Vooreerst is dat de complete versie van Jan Kordaat bij
de Vat-Fenh-Ling. Het prehistorische volk in Thailand,
waarmee Jan in contact komt, dankt zijn naam aan een Waalse
vloek die op de fotogravure van Dupuis vaak te horen viel.
In het dossier staat het nog redelijk fatsoenlijk vertaald,
maar eigenlijk betekent het zoveel als "fuck you".
Er zit veel dynamiek in Paapes tekeningen, de invloed van
een Milton Caniff is zichtbaar. Dat kan het
Indiana Jones-achtige avonturenverhaal wel hebben.

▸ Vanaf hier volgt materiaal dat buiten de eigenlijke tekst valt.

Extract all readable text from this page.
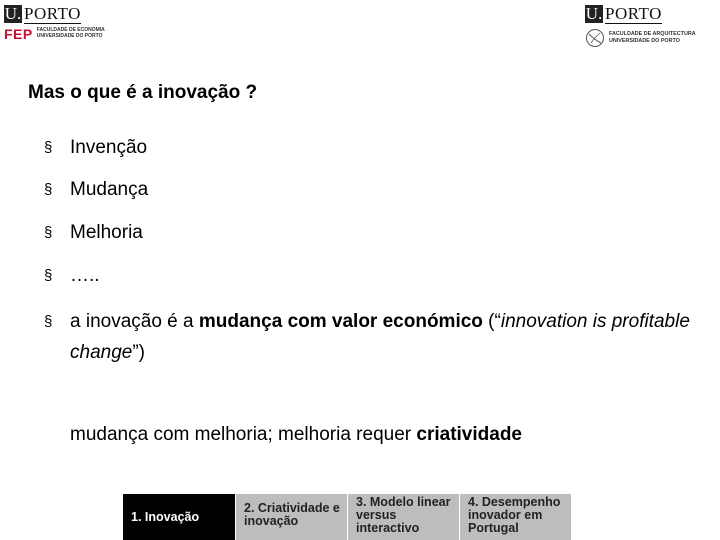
U. PORTO
FEP FACULDADE DE ECONOMIA
UNIVERSIDADE DO PORTO
U. PORTO
FACULDADE DE ARQUITECTURA
UNIVERSIDADE DO PORTO
Mas o que é a inovação ?
§ Invenção
§ Mudança
§ Melhoria
§ …..
§ a inovação é a mudança com valor económico (“innovation is profitable change”)
mudança com melhoria; melhoria requer criatividade
1. Inovação
2. Criatividade e inovação
3. Modelo linear versus interactivo
4. Desempenho inovador em Portugal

Het gaat over archeologische kunstschatten die op bevel van
slecht menende boeven gesmolten worden door een in het oerwoud
teruggetrokken stam waarbij ook een twistzieke dame met haar
op 'r tanden te maken heeft.
Vanaf Het Geheim van de Donkerbrucht, met een sfeervolle,
intrigerende cover die ook de kaft van deze integrale siert,
past Paape zijn tekenstijl aan en ziet het er strakker, donkerder
en ook wel compacter uit door de weinige plaats die 'm door
de teksten in de prenten gegund wordt. Eigenlijk zouden we
het ook saaier moeten noemen, maar Paape is dan toch weer
zo inventief door zeer regelmatig van camerastandpunten en
perspectieven te wisselen en efficiënt met zijn beeldregie
en wat er getoond moet worden om te springen. Charliers verhaal
is een mysterieuze detectivethriller over een verondersteld
monster dat de bewoners van een kasteel onrustig maakt. Net
zoals in de tekenfilmserie Scooby-Doo is er een realistische,
geloofwaardige oplossing voor dergelijke mysteriën. Vanaf
dit verhaal is Jefke trouwens ingeruild voor de vrolijke reporter
Kobus. Paape had zelf moeite om aan te nemen dat een volwassen
man zomaar met een jochie optrekt. Charlier maakte van Kobus
een stuntelaar die we in veel andere vormen herkennen in andere
reeksen die hij bestierde. Hoe dan ook is Kobus een gepastere
sidekick voor de held met de ijzeren vuisten.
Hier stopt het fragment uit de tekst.